Chen plans to overhaul the company so it can survive in the long run—rather than preparing it for a fire sale. Fairfax CEO Prem Watsa, who is rejoining BlackBerry's board after spending three months trying to orchestrate a deal, expects the turnaround plan to bear fruit within a year and a half.
“We went with the idea that the next three or four or six quarters are going to be tough,” Watsa said in an interview. “We expect the cash to stabilize somewhere there and then pick up—and finance it with enough cash to give us a long runway.”
Lisette Kwong, a spokeswoman for Waterloo, Ontario-based BlackBerry, declined to comment on the company's cash management beyond Watsa's remarks.
Chen successfully turned around Sybase, which he sold to SAP AG for $5.8 billion in 2010. Still, investors remain skeptical he can work the same magic with BlackBerry. After yesterday's stock tumble, the company's value has fallen to $3.4 billion. Following years of BlackBerry losing ground to Apple Inc. and Samsung Electronics Co., the shares are trading more than 95 percent below their 2008 peak.
'All-Out Sprint'
BlackBerry needed to move very quickly to keep up with a competitive smartphone market—something that hasn't happened so far, said Jack Ablin, chief investment officer at BMO Private Bank in Chicago, who helps manage $66 billion in assets.
“The company needed an all-out sprint to keep up in that business, and BlackBerry was not running fast enough,” he said.
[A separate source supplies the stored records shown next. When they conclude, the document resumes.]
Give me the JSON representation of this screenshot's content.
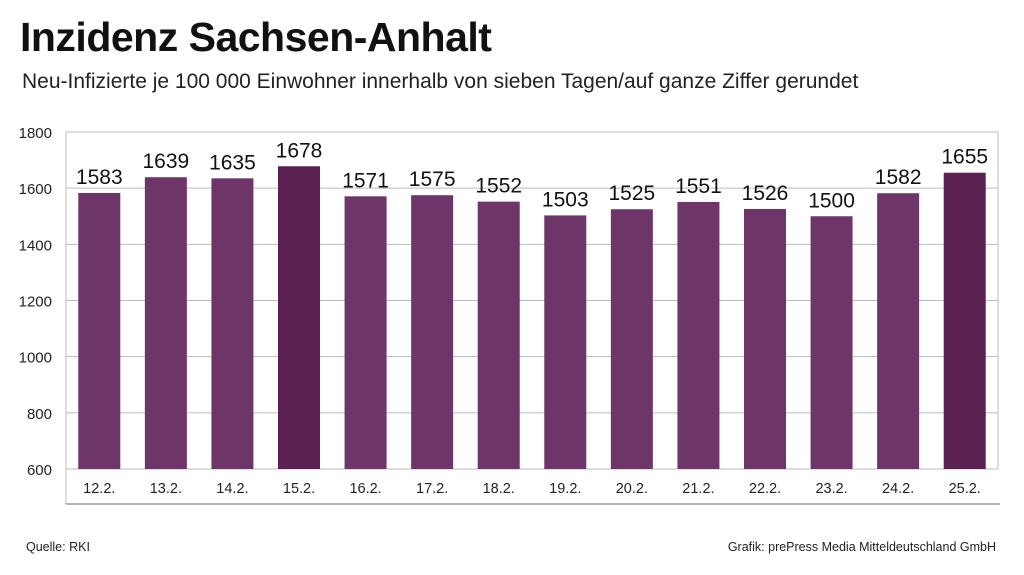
{
  "header": {
    "title": "Inzidenz Sachsen-Anhalt",
    "subtitle": "Neu-Infizierte je 100 000 Einwohner innerhalb von sieben Tagen/auf ganze Ziffer gerundet"
  },
  "footer": {
    "source": "Quelle: RKI",
    "credit": "Grafik: prePress Media Mitteldeutschland GmbH"
  },
  "colors": {
    "bar_default": "#6e3668",
    "bar_highlight": "#5a2050",
    "grid": "#bbbbbb"
  },
  "chart_data": {
    "type": "bar",
    "title": "Inzidenz Sachsen-Anhalt",
    "subtitle": "Neu-Infizierte je 100 000 Einwohner innerhalb von sieben Tagen/auf ganze Ziffer gerundet",
    "xlabel": "",
    "ylabel": "",
    "categories": [
      "12.2.",
      "13.2.",
      "14.2.",
      "15.2.",
      "16.2.",
      "17.2.",
      "18.2.",
      "19.2.",
      "20.2.",
      "21.2.",
      "22.2.",
      "23.2.",
      "24.2.",
      "25.2."
    ],
    "values": [
      1583,
      1639,
      1635,
      1678,
      1571,
      1575,
      1552,
      1503,
      1525,
      1551,
      1526,
      1500,
      1582,
      1655
    ],
    "ylim": [
      600,
      1800
    ],
    "yticks": [
      600,
      800,
      1000,
      1200,
      1400,
      1600,
      1800
    ],
    "highlight_categories": [
      "15.2.",
      "25.2."
    ],
    "grid": true,
    "data_labels": true
  }
}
The $1 billion debt sale will help keep the company afloat, though it's hard to say for how long, said Alexander Peterc, an analyst with Exane BNP Paribas in London.
“Whatever they do will cost them more cash than they actually have in the bank today,” Peterc said. “They're basically extending their lifeline by a couple of quarters with this billion. Otherwise, they would have run out of cash probably in a year's time.”
Poor sales of phones and related services—along with rising inventory costs and large purchase commitments—have made it difficult for BlackBerry to find a buyer, said Michael Walkley, an analyst with Canaccord Genuity Inc. in Minneapolis. That's why the company was forced to adopt the debt sale and management change as a Plan B, he said.
Chen, 58, said he sees a lot of assets inside BlackBerry—its enterprise software, network, patent portfolio, and instant-messaging application—that could be better exploited.
“The question is: Could we actually pool these pieces together and differentiate ourselves in the market?” Chen said.
One way to stem BlackBerry's cash burn would be to shut down the unprofitable phone-manufacturing business and focus on selling software for managing devices, said Anil K. Doradla, an analyst at William Blair & Co. in Chicago.
“It's a recurring business model, and more importantly, it's a higher-margin business because they don't build hardware platforms,” Doradla said.
Healthy, Growing
Asked if he might close the handset business, Chen said he isn't ruling anything out.
“I'm more focused on making sure our businesses are healthy and growing,” he said.
When Chen joined Sybase in 1998, the Dublin, California-based software maker was in the midst of a restructuring, had announced plans to cut 10 percent of its workforce, and was trading near a record low. When he sold it to SAP, the price was more than six times higher.
BlackBerry's odds of a fairy-tale ending look tougher, Stephenson said. He sees the company heading down the same path as Palm Inc. That company failed to turn itself around and was sold in 2010 to Hewlett-Packard Co., which discontinued Palm's products.
“This is becoming a Palm Pilot of Canada,” he said.